Does Vinegar Kill Viruses in Laundry?

Vinegar is a common household item that can be used for many purposes, including cleaning. It is an affordable, natural alternative to store-bought cleansers and can be found in the kitchen pantry. Vinegar has also been known to help remove stains from fabric and can be added to the laundry cycle to disinfect clothing and linen. However, some people are concerned that using vinegar to disinfect could cause harm to the skin and the environment.

In this article, we will look at does vinegar kill viruses in laundry and find out the truth about whether or not it does. We will also discuss how to safely use vinegar in the wash to eliminate germs and bacteria.

Does white vinegar kill viruses in laundry?

While vinegar has a number of uses around the house, one of its most popular applications is as an all-natural laundry detergent. It can be used to eliminate odor, brighten colors, and remove sweat stains from clothing. White vinegar is also an effective fabric softener, preventing static and keeping clothes feeling fresh and soft. While there are a number of different vinegar washing recipes, most of them are based on adding white vinegar to the rinse cycle of the washing machine.

A quick search of the internet will reveal a wide variety of different methods for using white vinegar in the laundry. Some of these include soaking items in a solution of 1 cup of vinegar to 1 gallon of water, or simply adding a cup of the liquid to the rinse cycle of the washing machine. The acetic acid in the vinegar is said to kill bacteria and germs, eliminating odor and keeping clothing fresh and clean.

But does this really work? While there is certainly nothing wrong with using a natural, non-toxic cleaner to clean the home, if you’re looking to disinfect or sanitize, there are better options.

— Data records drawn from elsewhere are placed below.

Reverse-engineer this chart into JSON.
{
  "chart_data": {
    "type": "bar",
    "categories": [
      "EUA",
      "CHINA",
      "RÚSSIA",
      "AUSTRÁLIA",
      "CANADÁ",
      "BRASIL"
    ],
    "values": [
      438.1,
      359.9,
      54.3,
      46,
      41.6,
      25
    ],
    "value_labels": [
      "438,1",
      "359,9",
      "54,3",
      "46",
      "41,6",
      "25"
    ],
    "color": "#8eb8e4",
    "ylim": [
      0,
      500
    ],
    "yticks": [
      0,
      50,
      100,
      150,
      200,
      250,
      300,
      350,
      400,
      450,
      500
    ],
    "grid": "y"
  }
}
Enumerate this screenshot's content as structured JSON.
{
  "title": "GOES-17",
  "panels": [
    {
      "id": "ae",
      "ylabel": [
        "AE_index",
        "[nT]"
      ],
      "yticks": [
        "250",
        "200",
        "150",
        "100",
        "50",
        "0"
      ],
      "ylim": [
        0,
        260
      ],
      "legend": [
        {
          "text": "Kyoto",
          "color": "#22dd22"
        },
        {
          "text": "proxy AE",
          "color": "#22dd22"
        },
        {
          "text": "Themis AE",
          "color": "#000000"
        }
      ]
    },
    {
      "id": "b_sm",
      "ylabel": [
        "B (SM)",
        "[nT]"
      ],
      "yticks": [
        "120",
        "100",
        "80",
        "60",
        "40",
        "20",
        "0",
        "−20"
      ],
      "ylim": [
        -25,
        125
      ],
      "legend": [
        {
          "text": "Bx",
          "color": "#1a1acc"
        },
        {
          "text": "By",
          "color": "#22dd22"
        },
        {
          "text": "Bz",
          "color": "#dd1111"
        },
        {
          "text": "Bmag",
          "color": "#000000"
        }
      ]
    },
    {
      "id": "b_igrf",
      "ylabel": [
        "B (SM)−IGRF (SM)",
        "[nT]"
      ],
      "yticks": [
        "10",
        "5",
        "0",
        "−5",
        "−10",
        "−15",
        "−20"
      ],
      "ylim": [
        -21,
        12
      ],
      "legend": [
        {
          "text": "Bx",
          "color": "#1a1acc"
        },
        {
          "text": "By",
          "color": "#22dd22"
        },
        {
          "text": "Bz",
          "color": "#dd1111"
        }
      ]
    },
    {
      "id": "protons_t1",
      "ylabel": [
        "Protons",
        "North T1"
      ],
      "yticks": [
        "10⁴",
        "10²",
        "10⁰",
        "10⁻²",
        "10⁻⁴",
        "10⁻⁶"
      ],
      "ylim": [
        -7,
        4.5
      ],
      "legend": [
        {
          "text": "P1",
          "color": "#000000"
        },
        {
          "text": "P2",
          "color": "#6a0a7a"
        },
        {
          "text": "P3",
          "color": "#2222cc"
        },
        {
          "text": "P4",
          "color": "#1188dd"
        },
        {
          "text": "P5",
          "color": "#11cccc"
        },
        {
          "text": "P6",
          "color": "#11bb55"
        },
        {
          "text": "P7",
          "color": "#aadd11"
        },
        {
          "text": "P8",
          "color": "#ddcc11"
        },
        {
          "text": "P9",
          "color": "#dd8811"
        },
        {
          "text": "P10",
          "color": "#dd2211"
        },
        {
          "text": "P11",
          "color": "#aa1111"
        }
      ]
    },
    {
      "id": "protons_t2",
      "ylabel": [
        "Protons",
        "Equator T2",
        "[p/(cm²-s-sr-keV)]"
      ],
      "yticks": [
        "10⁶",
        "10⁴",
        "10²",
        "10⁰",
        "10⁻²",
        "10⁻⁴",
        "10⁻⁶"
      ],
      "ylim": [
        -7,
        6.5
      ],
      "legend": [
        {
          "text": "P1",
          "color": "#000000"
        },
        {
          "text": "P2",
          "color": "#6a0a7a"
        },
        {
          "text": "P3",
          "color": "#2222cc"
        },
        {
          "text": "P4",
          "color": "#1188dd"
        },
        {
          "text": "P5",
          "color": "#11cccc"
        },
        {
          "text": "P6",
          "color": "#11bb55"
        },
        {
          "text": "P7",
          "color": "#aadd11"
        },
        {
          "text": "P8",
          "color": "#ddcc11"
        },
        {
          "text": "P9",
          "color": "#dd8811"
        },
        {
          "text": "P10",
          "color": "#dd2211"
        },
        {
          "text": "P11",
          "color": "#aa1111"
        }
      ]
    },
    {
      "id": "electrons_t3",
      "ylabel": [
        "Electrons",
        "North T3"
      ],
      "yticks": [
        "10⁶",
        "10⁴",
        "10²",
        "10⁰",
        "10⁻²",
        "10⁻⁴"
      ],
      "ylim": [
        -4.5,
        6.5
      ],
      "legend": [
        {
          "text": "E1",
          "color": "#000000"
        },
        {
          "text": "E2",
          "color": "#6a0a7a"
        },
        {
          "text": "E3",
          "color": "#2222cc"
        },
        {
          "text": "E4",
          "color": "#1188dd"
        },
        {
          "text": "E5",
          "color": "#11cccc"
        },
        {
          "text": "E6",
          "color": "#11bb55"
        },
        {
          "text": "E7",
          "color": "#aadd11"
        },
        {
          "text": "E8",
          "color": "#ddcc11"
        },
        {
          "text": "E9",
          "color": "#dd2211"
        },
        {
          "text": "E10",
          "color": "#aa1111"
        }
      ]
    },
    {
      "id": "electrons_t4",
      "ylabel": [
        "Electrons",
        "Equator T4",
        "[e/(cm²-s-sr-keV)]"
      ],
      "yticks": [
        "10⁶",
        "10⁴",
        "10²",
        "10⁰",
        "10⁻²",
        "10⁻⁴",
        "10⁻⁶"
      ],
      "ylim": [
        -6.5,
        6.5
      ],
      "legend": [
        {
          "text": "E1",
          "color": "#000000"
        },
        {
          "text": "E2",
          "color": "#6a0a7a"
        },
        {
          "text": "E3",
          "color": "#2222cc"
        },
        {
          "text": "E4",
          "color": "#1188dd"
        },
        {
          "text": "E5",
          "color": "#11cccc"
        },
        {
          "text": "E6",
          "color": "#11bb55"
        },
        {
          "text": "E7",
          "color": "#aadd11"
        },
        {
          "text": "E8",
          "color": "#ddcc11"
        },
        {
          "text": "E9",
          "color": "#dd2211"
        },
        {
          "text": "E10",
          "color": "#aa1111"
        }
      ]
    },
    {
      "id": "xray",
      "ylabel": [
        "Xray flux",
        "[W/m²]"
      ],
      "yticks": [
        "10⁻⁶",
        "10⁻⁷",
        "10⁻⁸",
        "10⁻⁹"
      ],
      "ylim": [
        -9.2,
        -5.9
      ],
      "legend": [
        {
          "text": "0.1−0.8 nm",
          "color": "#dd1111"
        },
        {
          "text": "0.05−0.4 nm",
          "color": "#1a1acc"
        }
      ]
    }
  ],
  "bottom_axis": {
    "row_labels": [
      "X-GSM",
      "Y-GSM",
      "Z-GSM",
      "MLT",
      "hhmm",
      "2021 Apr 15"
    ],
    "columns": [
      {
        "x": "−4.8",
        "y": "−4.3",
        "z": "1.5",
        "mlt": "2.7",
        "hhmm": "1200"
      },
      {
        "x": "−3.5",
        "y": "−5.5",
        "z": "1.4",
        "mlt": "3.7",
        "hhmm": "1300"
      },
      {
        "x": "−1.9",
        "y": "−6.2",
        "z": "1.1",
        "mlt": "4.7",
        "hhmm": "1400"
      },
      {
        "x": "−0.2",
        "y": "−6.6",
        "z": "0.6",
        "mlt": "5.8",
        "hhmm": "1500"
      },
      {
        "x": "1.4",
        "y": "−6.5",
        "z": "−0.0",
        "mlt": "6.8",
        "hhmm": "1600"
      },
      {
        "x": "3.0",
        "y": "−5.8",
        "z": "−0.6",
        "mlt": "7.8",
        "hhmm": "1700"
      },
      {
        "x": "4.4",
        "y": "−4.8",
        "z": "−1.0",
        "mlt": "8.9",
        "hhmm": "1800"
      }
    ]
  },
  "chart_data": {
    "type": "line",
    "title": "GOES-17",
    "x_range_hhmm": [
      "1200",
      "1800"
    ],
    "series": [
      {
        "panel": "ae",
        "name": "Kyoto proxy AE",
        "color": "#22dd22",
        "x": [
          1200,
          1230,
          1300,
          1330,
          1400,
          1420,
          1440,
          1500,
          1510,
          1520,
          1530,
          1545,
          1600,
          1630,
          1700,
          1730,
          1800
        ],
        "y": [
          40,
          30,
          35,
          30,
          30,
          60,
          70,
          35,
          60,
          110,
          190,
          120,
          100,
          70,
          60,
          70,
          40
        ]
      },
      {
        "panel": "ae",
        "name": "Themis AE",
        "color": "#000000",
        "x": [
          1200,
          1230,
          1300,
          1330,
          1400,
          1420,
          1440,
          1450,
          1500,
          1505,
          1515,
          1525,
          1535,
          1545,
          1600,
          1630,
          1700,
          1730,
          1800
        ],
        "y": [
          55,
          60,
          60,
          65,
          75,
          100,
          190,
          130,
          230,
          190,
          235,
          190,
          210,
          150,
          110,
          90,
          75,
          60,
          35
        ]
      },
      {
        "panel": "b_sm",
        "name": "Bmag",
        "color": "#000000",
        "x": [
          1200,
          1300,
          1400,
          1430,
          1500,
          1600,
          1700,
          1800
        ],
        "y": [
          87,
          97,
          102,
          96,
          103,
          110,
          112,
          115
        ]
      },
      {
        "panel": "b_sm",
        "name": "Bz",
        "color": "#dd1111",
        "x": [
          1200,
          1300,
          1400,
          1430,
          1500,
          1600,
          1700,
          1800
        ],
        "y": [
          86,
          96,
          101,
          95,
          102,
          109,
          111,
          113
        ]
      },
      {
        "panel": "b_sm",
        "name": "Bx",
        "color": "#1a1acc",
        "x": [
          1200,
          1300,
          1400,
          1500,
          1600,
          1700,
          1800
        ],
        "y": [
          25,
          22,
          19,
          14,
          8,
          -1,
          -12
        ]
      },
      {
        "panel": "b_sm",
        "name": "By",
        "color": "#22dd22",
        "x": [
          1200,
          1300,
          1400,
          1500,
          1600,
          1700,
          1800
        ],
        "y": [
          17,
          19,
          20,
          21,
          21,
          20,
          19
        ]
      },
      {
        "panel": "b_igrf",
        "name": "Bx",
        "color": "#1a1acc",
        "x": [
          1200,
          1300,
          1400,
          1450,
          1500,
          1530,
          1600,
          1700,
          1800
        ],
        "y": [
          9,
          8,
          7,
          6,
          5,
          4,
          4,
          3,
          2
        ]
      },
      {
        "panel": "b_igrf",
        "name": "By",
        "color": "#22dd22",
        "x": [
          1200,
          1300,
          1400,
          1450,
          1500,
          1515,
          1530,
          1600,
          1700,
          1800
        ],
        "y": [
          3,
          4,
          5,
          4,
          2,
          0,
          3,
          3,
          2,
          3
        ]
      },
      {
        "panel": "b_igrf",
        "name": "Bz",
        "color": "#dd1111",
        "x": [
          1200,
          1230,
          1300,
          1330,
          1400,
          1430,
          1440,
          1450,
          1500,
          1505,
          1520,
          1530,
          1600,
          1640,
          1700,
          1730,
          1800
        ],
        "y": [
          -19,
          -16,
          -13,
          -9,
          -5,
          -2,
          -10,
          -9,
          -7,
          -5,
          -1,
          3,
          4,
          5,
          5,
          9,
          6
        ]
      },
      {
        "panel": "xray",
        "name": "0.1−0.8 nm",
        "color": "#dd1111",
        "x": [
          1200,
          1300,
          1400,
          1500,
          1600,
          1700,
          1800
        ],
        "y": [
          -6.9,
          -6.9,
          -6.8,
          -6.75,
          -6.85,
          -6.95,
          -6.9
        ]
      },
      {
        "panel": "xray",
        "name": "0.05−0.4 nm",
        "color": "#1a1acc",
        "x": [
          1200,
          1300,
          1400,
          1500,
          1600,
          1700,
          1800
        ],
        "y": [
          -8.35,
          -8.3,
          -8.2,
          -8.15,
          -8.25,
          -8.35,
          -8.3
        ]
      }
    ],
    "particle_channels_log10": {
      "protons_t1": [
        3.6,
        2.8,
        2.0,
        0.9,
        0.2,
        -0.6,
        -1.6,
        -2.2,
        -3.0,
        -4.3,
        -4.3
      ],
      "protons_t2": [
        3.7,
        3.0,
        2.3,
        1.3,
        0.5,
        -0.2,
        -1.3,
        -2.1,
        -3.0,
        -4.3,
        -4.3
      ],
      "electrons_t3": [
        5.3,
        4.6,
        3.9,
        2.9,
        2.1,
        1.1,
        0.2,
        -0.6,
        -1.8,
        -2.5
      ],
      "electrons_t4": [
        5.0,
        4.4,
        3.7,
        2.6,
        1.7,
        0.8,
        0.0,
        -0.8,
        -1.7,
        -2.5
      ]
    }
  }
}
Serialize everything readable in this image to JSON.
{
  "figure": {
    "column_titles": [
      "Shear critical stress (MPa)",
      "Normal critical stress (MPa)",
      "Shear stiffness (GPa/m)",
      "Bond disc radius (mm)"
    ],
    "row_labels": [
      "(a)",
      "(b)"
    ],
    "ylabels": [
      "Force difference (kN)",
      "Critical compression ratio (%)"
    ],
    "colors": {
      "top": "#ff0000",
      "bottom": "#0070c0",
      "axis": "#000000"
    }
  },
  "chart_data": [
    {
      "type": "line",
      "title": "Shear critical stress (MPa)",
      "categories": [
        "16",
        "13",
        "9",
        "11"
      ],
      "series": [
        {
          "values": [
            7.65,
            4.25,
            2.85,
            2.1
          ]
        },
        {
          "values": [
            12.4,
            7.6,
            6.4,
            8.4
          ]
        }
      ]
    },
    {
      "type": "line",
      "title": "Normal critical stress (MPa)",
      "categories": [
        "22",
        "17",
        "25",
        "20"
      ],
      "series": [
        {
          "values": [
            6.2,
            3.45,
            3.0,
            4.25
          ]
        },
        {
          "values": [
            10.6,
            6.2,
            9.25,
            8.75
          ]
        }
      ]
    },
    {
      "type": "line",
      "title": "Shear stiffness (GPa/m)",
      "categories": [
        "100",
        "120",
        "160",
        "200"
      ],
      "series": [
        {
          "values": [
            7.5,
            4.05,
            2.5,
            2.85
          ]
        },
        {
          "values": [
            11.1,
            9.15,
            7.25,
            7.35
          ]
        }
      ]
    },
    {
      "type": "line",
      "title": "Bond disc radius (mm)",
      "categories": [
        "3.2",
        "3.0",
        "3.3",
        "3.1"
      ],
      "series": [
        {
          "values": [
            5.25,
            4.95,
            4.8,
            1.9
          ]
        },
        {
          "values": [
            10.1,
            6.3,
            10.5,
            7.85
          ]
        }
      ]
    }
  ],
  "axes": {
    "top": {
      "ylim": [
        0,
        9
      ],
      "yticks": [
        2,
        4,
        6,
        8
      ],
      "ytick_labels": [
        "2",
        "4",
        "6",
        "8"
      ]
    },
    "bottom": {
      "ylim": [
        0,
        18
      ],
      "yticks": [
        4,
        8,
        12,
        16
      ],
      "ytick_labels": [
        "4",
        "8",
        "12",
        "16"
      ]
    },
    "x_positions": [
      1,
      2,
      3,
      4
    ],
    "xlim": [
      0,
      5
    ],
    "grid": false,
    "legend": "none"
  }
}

In fact, according to a study published in the journal Infection Control and Hospital Epidemiology, vinegar is less effective than commercial disinfectants like Lysol and Clorox at killing both bacteria and the flu virus.

Vinegar does not kill the coronavirus, and can actually leave up to 20% of the germs behind. To be considered a true disinfectant, the EPA requires that cleaners kill 99.9% of germs on contact. This is why you need to use a disinfectant such as bleach, or a cleaning product with a high concentration of ethyl alcohol (like rubbing alcohol) to thoroughly clean surfaces that are at risk for food contamination, such as countertops or the shelves and drawers of your fridge.

So while a quick spray of diluted white vinegar might work for some messes, to truly sanitize and disinfect your home, you should stick with the more powerful cleaners and disinfectants recommended by the CDC. In addition, never mix vinegar with hydrogen peroxide or bleach, as this can produce toxic vapors that are dangerous to breathe. This will also lessen their cleaning power.